The stated RDA only refers to the minimum possible amounts of vitamin C that can help in fighting scurvy, a disease caused by inadequate levels of vitamin C. In fact, research findings estimate that a healthy person should have an intake of about 200 to 500 mg of ascorbic acid each day (Cass & English, 2008). As already mentioned, low levels of vitamin C in the body mainly result in a deficiency disease called scurvy and can be clinically treated by increasing the levels of vitamin C in the body. Besides, lack of vitamin C can also cause hemorrhages below the skin surface resulting in soft skin that is easy to bruise. Moreover, inadequate vitamin C causes poor healing of wounds, the gums become soft and spongy which in turn loosen the teeth (Pressman & Buff, 2000). Lower levels of vitamin C in the body also cause edema which is characterized by the retention of water. General body weakness, indigestion, and bronchial infections may also be indicators of inadequate supply of vitamin C in the body. Excessive intake of vitamin C has been clinically established to be very harmful. Ascorbic acid is highly soluble in water and any excesses are lost through urine. Toxic levels cause gastrointestinal problems which worsen with continued intake. The levels at which the ascorbic acid become toxic vary significantly from person to person as well as age. Relatively lower levels of about 1000 mg can be toxic to some individuals while others can manage up to highs of about 25,000 mg daily.

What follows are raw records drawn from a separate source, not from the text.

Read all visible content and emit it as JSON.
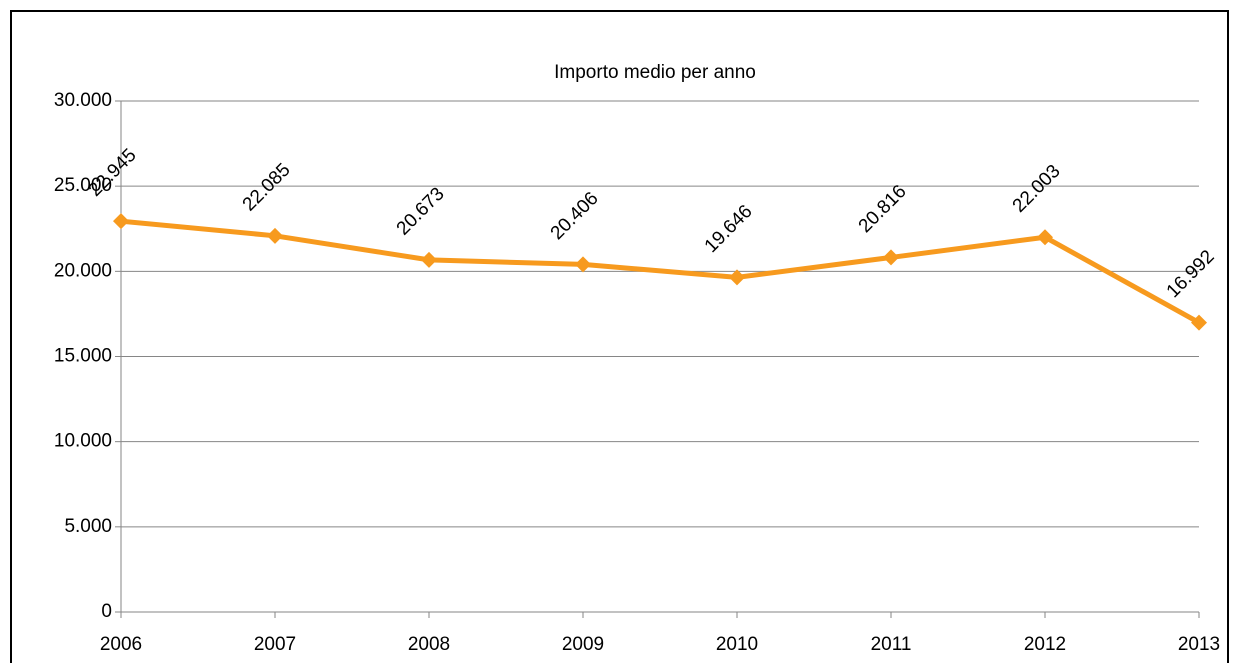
{
  "chart_data": {
    "type": "line",
    "title": "Importo medio per anno",
    "categories": [
      "2006",
      "2007",
      "2008",
      "2009",
      "2010",
      "2011",
      "2012",
      "2013"
    ],
    "series": [
      {
        "name": "Importo medio",
        "color": "#f79a1e",
        "values": [
          22945,
          22085,
          20673,
          20406,
          19646,
          20816,
          22003,
          16992
        ],
        "value_labels": [
          "22.945",
          "22.085",
          "20.673",
          "20.406",
          "19.646",
          "20.816",
          "22.003",
          "16.992"
        ]
      }
    ],
    "ylim": [
      0,
      30000
    ],
    "yticks": [
      0,
      {
        "value": 5000,
        "label": "5.000"
      },
      {
        "value": 10000,
        "label": "10.000"
      },
      {
        "value": 15000,
        "label": "15.000"
      },
      {
        "value": 20000,
        "label": "20.000"
      },
      {
        "value": 25000,
        "label": "25.000"
      },
      {
        "value": 30000,
        "label": "30.000"
      }
    ],
    "grid": true
  }
}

Vitamin C, therefore, plays a pivotal role in maintaining a healthy body. Researchers have found that the intake of vitamin C is higher when an individual is undergoing some kind of trauma, infections, demanding exercises, or during higher temperatures in the environment (Cass & English, 2008). Vitamin C also enhances the body’s antioxidant characteristics which help in protecting the body against harmful body wastes. Due to its reducing properties, vitamin C helps in the prevention of some cancers, cataracts, as well as cardiovascular infections/diseases.


Cass, H. & English, J. (2008). The user’s guide to vitamin C: understanding how vitamin C can improve health (4th ed.). Prentice Hall

Pressman, H. A. & Buff, S. (2000). The complete idiot’s guide to essential vitamins and minerals (3rd ed.). McGraw Hill Plc.